|LREC 2000 2nd
International Conference on Language Resources & Evaluation
Previous Paper Next Paper
|Using a Large Set of EAGLES-compliant Morpho-syntactic Descriptors as a Tagset for Probabilistic Tagging
|Tufiş Dan (RACAI-Romanian Academy 13, “13 Septembrie”, Ro-74311, Bucharest 5, Romania, email:firstname.lastname@example.org)

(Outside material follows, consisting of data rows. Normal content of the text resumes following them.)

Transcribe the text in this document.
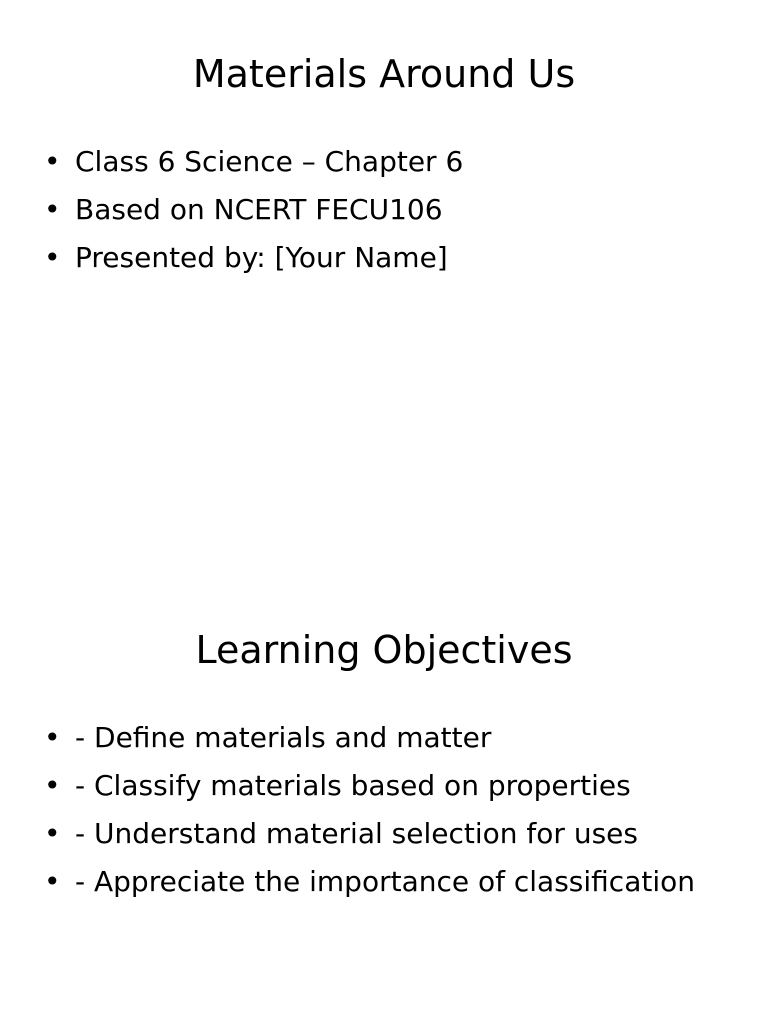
Materials Around Us
• Class 6 Science – Chapter 6
• Based on NCERT FECU106
• Presented by: [Your Name]
Learning Objectives
• - Define materials and matter
• - Classify materials based on properties
• - Understand material selection for uses
• - Appreciate the importance of classification
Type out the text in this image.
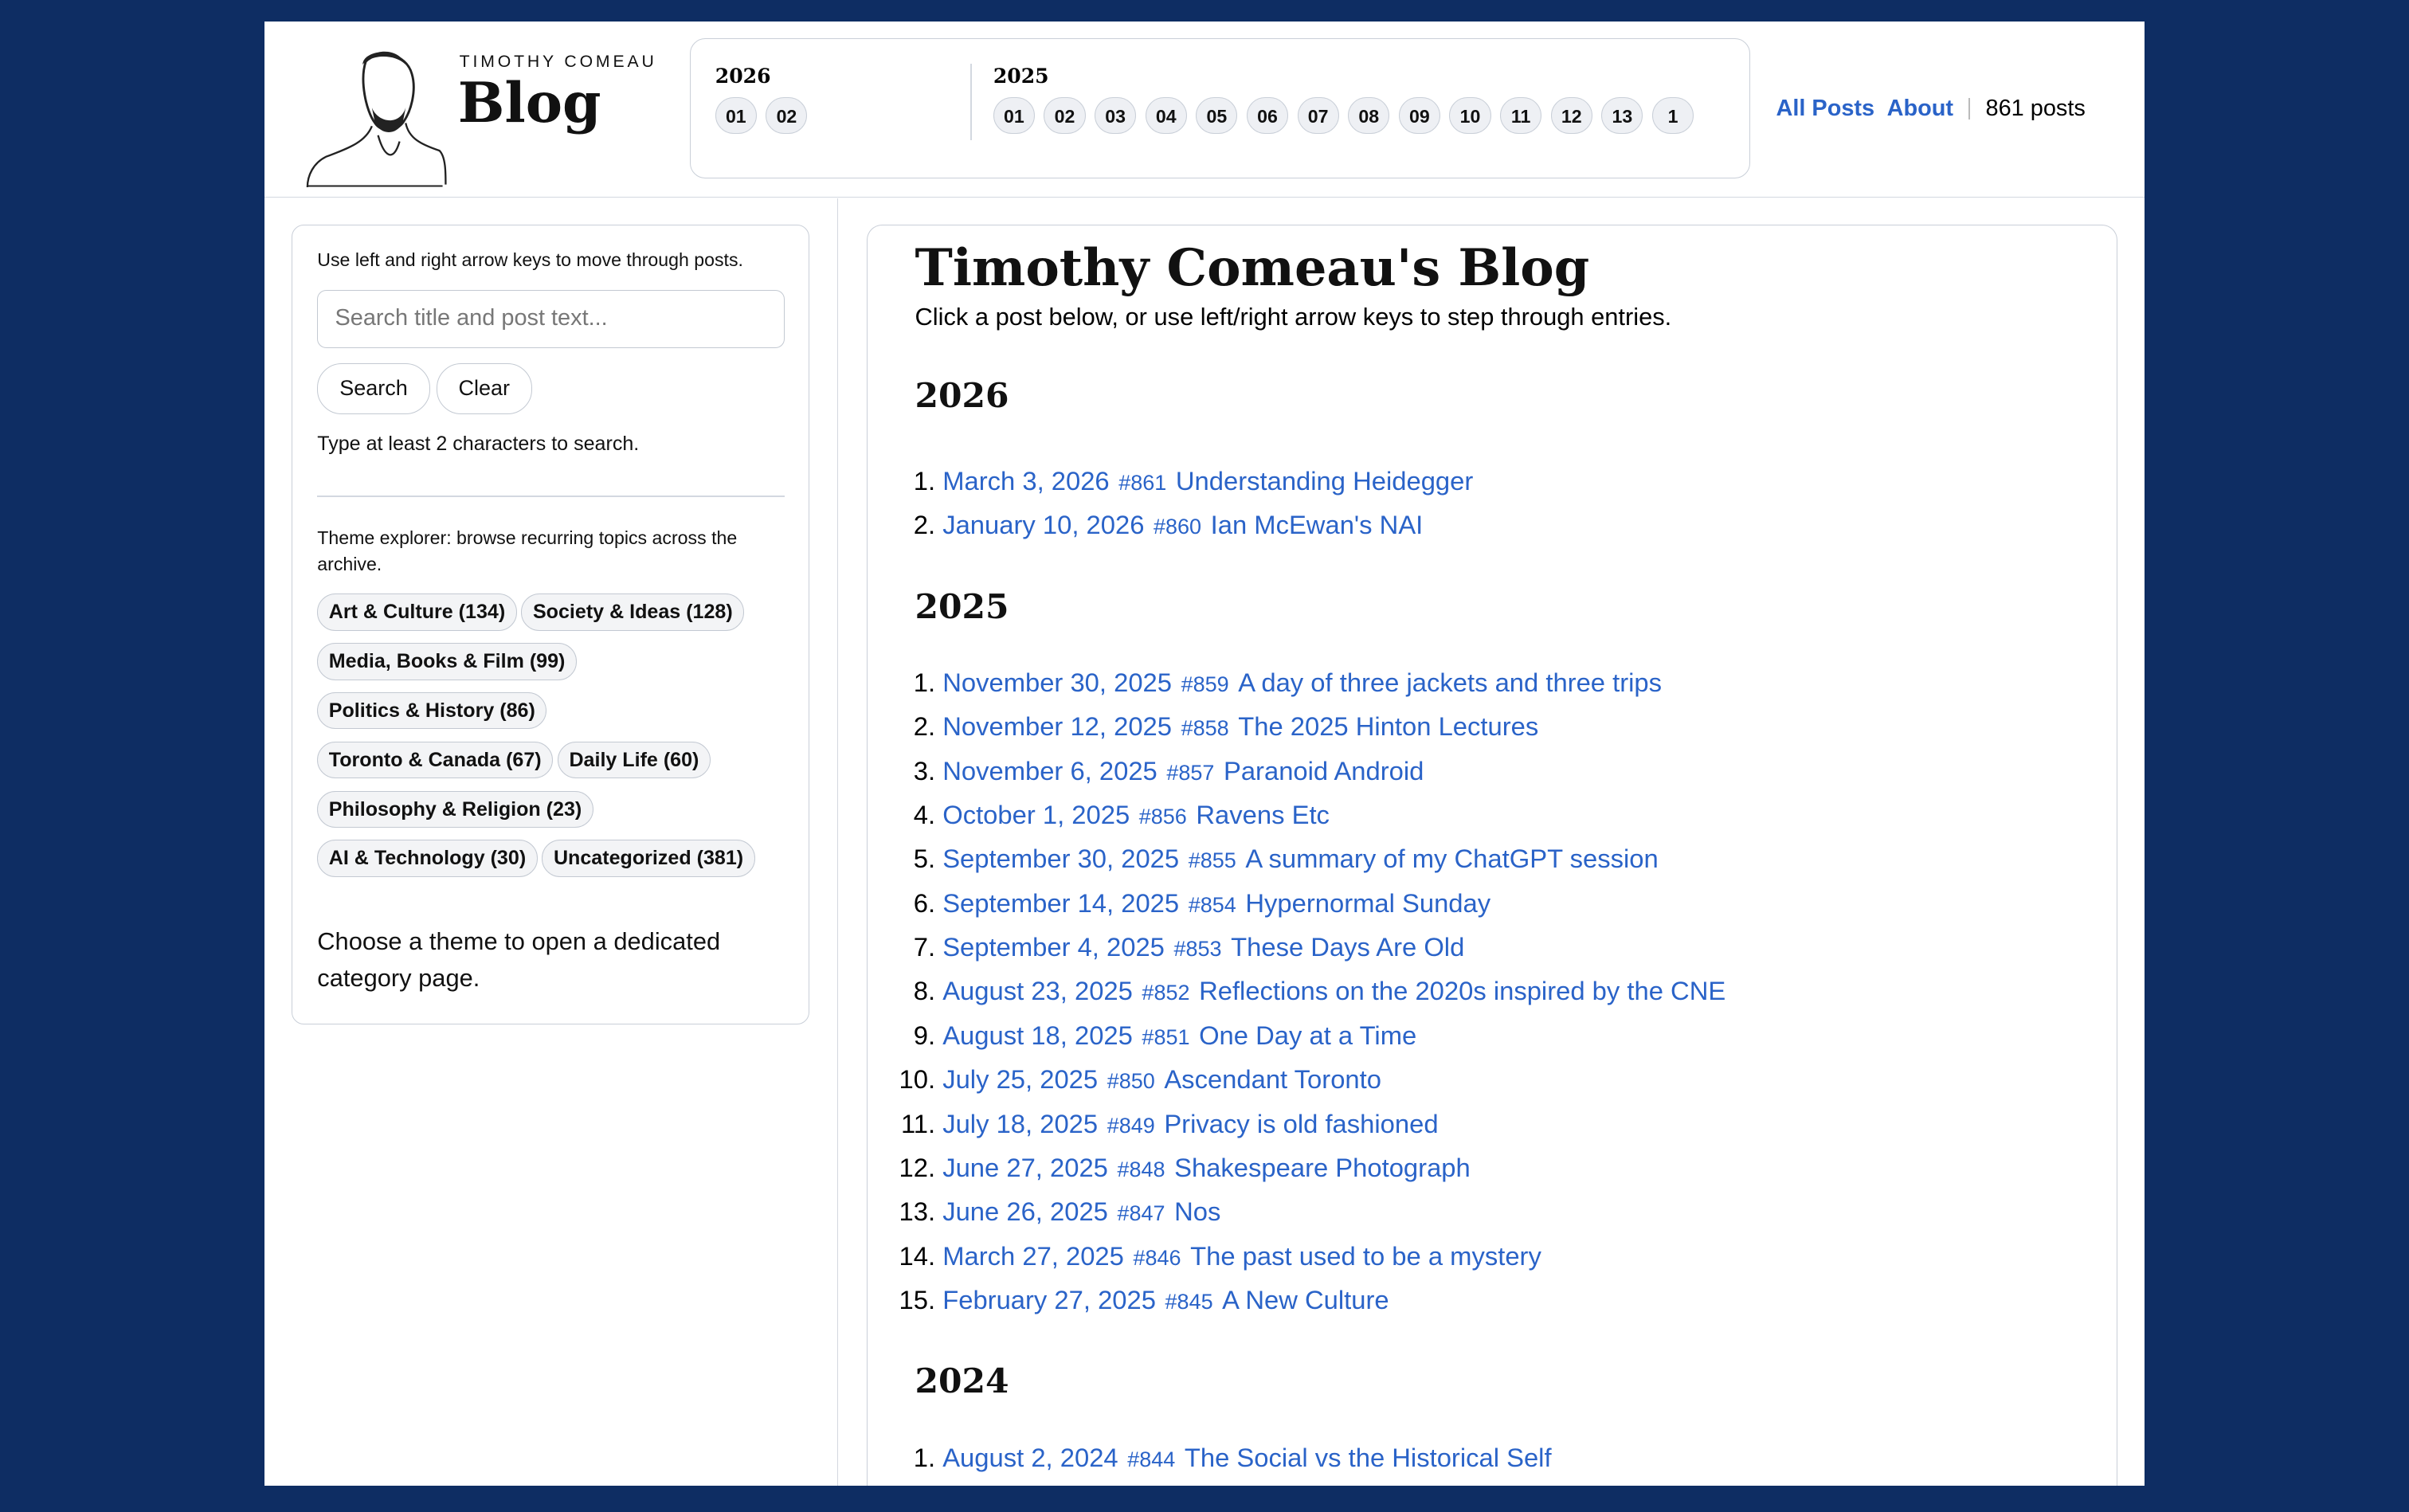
TIMOTHY COMEAU
Blog	2026
01	02
2025
01	02	03	04	05	06	07	08	09	10	11	12	13	1	All Posts About	861 posts
Use left and right arrow keys to move through posts.
Search title and post text...
Search	Clear
Type at least 2 characters to search.
Theme explorer: browse recurring topics across the archive.
Art & Culture (134)	Society & Ideas (128)
Media, Books & Film (99)
Politics & History (86)
Toronto & Canada (67)	Daily Life (60)
Philosophy & Religion (23)
AI & Technology (30)	Uncategorized (381)
Choose a theme to open a dedicated category page.
Timothy Comeau's Blog
Click a post below, or use left/right arrow keys to step through entries.
2026
1. March 3, 2026 #861 Understanding Heidegger
2. January 10, 2026 #860 Ian McEwan's NAI
2025
1. November 30, 2025 #859 A day of three jackets and three trips
2. November 12, 2025 #858 The 2025 Hinton Lectures
3. November 6, 2025 #857 Paranoid Android
4. October 1, 2025 #856 Ravens Etc
5. September 30, 2025 #855 A summary of my ChatGPT session
6. September 14, 2025 #854 Hypernormal Sunday
7. September 4, 2025 #853 These Days Are Old
8. August 23, 2025 #852 Reflections on the 2020s inspired by the CNE
9. August 18, 2025 #851 One Day at a Time
10. July 25, 2025 #850 Ascendant Toronto
11. July 18, 2025 #849 Privacy is old fashioned
12. June 27, 2025 #848 Shakespeare Photograph
13. June 26, 2025 #847 Nos
14. March 27, 2025 #846 The past used to be a mystery
15. February 27, 2025 #845 A New Culture
2024
1. August 2, 2024 #844 The Social vs the Historical Self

|Combined Classifiers, Evaluation, Standardization, Tagset Design, Tiered Tagging
|Session WP5 - Corpus Tagging
|The paper presents one way of reconciling data sparseness with the requirement of high accuracy tagging in terms of fine-grained tagsets. For lexicon encoding, EAGLES elaborated a set of recommendations aimed at covering multilingual requirements and therefore resulted in a large number of features and possible values. Such an encoding, used for tagging purposes, would lead to very large tagsets. For instance, our EAGLES-compliant lexicon required a set of about 1000 morpho-syntactic description codes (MSDs) which after considering some systematic syncretic phenomena, was reduced to a set of 614 MSDs. Building reliable language models (LMs) for this tagset would require unrealistically large training data (hand annotated/validated). Our solution was to design a hidden reduced tagset and use it in building various LMs. The underlying tagger uses these LMs to tag a new text in as many variants as LMs are available. The tag differences between these variants are processed by a combiner which chooses the most likely tags. In the end, the tagged text is subject to a conversion process that maps the tags from the reduced tagset onto the more informative tags from the large tagset. We describe this processing chain and provide a detailed evaluation of the results.